9. Liability Limitations and Indemnities
9.1 Limitation of Liability
To the maximum extent permitted by law, the Company excludes liability for any direct, indirect, special, or consequential loss or damage arising from the Client’s participation in the Services. The Company’s total liability for any claim arising under this Agreement is limited to the total fees paid by the Client for the Services.
9.2 Indemnity
The Client agrees to indemnify and hold harmless the Company, its directors, employees, and affiliates from any claims, losses, or damages arising from the Client’s breach of this Agreement or their use of the Services.
10. Dispute Resolution Procedures
10.1 Negotiation
In the event of a dispute arising under this Agreement, both parties agree to first attempt to resolve the matter through good faith negotiation.
10.2 Mediation
If the dispute cannot be resolved through negotiation, the parties agree to engage in mediation before pursuing any legal action. The mediation will be conducted by a mutually agreed mediator, and the costs of mediation will be shared equally between the parties.
11. Term and Termination Provisions
11.1 Term
This Agreement commences on the date the Client accepts these Terms and Conditions and continues until the completion of the Services, unless terminated earlier in accordance with this Agreement.
11.2 Termination by Company
The Company may terminate this Agreement immediately if the Client engages in disruptive, abusive, or inappropriate behaviour, or if the Client breaches any material term of this Agreement. In the event of termination by the Company, no refund will be provided, and any outstanding payments under a payment plan will remain due and payable.
11.3 Termination by Client
The Client may terminate this Agreement at any time by providing written notice to the Company.
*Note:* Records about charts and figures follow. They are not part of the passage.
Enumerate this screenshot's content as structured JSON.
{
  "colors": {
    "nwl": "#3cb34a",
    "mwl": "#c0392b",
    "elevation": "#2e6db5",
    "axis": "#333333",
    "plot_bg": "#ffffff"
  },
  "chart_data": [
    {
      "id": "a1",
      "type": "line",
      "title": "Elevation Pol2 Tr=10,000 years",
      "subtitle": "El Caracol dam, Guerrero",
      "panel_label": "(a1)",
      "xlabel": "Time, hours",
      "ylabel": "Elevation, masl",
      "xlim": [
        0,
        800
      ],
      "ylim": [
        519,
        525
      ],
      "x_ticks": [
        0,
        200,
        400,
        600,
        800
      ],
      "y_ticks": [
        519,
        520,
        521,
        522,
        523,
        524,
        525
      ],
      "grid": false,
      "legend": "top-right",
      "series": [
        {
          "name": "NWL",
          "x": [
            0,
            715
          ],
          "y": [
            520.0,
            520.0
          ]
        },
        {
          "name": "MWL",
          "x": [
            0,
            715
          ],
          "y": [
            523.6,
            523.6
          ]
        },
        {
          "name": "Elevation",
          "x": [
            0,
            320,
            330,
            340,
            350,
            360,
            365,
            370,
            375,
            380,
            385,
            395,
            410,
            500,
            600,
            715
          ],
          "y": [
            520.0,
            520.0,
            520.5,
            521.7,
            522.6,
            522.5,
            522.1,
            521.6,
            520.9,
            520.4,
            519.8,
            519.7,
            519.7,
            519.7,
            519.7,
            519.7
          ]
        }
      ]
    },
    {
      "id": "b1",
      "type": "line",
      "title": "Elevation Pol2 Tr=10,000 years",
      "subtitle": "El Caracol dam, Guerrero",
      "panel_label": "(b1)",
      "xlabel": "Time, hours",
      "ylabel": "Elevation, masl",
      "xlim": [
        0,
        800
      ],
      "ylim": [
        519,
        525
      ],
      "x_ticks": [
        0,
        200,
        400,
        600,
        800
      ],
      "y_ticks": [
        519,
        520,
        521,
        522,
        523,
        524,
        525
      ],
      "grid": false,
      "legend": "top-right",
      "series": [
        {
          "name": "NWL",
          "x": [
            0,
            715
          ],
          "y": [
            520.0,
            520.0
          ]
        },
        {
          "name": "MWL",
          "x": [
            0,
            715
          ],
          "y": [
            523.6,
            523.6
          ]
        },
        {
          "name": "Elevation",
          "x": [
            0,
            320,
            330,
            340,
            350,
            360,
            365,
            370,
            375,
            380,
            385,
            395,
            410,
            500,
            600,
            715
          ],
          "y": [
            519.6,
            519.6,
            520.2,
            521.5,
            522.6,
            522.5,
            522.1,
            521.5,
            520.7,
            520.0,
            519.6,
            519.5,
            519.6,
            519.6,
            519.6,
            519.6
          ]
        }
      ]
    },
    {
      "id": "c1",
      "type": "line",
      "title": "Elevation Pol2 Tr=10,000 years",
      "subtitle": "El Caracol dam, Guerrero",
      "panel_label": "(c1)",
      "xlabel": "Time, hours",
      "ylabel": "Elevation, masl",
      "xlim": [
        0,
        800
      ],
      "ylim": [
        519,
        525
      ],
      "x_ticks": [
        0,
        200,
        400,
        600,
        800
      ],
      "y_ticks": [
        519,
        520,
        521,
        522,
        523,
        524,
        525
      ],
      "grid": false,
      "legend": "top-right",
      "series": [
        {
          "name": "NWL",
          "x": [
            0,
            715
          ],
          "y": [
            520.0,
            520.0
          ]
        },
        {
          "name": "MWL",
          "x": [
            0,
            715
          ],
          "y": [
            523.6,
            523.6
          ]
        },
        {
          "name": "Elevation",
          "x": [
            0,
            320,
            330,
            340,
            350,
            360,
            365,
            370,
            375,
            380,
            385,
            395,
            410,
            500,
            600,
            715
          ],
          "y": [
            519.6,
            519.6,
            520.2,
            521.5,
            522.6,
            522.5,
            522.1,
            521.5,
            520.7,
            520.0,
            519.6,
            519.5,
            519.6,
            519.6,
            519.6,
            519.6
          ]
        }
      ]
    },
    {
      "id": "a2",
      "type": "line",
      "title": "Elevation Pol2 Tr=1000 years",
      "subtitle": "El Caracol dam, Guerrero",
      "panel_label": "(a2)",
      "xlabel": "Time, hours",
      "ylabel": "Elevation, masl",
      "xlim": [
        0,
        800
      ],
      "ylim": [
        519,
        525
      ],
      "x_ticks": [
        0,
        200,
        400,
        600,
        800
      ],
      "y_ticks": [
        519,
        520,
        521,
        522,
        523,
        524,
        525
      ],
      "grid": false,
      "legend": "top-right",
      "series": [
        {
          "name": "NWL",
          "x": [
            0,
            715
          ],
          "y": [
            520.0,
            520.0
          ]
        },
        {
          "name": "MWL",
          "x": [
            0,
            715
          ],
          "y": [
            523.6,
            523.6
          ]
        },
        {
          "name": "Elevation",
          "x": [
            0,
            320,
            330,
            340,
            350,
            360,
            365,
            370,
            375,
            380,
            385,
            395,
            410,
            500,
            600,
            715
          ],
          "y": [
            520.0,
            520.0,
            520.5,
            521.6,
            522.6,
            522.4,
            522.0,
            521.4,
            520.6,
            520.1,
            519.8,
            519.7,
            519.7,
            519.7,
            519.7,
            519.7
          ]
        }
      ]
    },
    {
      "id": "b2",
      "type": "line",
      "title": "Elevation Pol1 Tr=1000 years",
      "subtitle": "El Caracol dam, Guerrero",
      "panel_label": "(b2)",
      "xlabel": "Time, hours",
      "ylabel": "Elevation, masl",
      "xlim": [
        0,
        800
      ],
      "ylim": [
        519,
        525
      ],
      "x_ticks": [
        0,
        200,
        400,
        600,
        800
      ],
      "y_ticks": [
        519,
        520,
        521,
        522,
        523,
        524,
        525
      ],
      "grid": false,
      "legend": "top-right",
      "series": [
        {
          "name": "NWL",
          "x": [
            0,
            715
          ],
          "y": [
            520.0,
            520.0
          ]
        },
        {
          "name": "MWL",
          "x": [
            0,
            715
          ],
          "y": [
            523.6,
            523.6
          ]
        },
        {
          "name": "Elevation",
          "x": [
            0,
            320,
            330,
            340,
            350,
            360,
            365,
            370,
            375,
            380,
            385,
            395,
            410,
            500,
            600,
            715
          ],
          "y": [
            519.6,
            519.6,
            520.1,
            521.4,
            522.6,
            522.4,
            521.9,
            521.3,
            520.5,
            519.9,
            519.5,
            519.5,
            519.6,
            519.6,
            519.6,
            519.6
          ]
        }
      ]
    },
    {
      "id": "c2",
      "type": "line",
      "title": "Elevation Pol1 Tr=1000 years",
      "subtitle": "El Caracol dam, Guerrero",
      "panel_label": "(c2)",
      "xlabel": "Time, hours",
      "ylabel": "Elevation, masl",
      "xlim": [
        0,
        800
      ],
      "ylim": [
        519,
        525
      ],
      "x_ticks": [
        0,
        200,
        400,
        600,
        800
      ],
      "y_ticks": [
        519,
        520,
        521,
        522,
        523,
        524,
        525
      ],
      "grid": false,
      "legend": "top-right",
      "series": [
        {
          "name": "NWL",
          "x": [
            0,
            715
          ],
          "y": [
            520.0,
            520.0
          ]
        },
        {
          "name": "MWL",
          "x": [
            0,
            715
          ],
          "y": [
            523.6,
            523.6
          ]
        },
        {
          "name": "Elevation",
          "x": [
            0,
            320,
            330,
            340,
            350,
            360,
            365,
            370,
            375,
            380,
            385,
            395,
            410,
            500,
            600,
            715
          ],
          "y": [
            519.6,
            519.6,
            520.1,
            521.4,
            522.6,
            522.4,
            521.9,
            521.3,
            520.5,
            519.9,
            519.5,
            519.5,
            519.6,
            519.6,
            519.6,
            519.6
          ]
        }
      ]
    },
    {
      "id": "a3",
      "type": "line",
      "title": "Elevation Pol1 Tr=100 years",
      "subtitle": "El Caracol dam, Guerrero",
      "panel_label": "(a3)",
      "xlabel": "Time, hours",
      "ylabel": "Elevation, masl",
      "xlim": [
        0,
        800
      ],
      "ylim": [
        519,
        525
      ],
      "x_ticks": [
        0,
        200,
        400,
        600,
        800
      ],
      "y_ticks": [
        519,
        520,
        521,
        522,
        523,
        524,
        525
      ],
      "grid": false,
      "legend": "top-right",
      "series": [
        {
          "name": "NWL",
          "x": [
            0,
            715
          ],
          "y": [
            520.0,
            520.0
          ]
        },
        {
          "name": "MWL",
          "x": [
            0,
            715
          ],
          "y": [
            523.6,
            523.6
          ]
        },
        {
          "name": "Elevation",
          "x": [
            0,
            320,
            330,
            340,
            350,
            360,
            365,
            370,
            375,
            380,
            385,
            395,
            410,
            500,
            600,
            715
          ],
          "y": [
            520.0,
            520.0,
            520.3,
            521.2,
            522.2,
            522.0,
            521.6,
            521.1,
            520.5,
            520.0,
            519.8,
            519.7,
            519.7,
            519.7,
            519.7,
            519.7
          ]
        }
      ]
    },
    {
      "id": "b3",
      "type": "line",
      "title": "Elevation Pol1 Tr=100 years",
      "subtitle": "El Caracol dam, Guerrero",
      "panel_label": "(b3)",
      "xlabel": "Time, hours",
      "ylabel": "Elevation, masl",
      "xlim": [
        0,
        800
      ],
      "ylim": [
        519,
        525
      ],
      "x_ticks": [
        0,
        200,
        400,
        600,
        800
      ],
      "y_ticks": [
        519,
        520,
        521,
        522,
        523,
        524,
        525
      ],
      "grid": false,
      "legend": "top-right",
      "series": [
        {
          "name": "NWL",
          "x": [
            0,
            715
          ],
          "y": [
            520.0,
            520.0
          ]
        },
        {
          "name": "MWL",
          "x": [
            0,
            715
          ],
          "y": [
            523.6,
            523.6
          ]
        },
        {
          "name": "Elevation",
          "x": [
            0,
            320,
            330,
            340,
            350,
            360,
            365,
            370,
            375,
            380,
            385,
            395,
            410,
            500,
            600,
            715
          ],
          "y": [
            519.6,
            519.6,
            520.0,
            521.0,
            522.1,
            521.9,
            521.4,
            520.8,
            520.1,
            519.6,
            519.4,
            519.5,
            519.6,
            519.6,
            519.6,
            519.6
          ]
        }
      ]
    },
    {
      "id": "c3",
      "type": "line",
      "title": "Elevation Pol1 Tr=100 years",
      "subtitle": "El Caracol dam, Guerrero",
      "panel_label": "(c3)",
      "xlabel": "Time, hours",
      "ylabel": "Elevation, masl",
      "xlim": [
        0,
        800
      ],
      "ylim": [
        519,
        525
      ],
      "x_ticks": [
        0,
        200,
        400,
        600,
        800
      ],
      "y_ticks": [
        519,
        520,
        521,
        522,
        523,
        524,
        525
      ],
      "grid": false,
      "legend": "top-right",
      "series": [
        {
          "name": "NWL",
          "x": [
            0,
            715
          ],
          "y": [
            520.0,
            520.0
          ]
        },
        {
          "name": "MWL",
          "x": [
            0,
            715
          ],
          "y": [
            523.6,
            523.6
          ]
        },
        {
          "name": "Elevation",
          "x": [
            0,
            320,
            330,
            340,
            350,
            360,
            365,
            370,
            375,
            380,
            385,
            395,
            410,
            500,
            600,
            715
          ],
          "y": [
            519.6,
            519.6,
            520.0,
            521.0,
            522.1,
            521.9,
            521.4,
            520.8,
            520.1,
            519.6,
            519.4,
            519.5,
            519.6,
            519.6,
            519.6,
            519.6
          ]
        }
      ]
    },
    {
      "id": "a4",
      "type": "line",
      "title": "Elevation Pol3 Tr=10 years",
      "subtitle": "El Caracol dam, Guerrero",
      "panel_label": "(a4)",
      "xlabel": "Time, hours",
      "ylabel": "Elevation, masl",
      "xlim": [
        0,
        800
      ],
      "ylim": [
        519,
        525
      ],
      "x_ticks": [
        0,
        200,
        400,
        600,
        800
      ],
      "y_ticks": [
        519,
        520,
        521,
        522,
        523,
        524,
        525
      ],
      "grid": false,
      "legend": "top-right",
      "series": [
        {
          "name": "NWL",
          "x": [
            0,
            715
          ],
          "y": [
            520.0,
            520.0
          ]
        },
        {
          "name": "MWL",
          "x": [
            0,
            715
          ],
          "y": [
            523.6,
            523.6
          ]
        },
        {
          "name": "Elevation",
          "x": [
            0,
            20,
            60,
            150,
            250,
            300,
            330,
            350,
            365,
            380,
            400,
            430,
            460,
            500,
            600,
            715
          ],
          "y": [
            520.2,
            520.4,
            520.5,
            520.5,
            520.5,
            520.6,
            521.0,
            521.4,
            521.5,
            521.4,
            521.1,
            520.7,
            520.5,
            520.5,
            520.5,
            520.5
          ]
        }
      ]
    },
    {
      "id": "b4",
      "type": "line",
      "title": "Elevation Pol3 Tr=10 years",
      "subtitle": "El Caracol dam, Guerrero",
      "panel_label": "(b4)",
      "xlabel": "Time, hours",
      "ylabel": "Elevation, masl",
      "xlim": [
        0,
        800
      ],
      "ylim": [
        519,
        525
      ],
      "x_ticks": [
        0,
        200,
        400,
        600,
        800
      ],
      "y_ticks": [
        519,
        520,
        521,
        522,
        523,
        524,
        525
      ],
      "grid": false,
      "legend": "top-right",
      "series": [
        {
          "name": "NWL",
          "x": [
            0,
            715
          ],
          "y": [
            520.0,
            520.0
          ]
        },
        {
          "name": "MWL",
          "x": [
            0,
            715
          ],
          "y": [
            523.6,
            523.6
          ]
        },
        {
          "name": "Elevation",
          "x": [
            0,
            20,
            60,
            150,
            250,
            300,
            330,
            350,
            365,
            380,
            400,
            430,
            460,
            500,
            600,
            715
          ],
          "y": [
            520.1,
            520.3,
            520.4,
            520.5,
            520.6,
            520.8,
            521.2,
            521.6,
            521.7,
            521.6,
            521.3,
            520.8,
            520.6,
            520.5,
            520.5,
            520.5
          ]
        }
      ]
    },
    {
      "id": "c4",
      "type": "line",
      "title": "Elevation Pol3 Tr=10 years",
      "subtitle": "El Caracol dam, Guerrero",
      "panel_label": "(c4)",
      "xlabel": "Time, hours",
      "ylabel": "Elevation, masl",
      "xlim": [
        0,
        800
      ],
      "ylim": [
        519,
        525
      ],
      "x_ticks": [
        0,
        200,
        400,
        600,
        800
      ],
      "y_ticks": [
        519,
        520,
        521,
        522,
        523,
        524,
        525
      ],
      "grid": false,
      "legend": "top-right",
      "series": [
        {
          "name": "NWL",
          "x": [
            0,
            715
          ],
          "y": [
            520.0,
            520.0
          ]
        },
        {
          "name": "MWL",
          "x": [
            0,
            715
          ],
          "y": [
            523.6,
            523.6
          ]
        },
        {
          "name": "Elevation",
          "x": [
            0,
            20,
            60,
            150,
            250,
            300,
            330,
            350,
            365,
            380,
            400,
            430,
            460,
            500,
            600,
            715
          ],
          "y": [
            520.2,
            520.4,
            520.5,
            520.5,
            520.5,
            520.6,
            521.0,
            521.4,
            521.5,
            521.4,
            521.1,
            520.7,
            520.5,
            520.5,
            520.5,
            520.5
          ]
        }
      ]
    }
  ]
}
If the Client terminates this Agreement, any outstanding payments under a payment plan will remain due and payable, and the Client may be eligible for a refund in accordance with the refund policy outlined above.
12. Force Majeure
12.1 Force Majeure Events
Neither party will be liable for any failure or delay in performing their obligations under this Agreement if such failure or delay is caused by a force majeure event, including but not limited to natural disasters, pandemics, government actions, or other events beyond the reasonable control of the affected party.
12.2 Notification
The party affected by a force majeure event must notify the other party in writing as soon as practicable and take reasonable steps to mitigate the impact of the event.
13. Governing Law and Jurisdiction
13.1 Entire Agreement
This document together with the application that the Client completes as part of the onboarding signup process to become a Client constitutes the entire agreement of the parties and supersedes all prior discussions, undertakings and agreements
13.2 Severability
- If any provision of this Agreement is found to be invalid or unenforceable:
- the provision will be severed from this Agreement;
- the remaining provisions will continue in full force and effect; and
- where possible, the invalid provision will be replaced with a valid provision that achieves substantially the same effect.
13.3 Governing Law
This Agreement is governed by the laws of New South Wales, Australia.
13.4 Jurisdiction
Any disputes arising under this Agreement will be subject to the exclusive jurisdiction of the courts of New South Wales.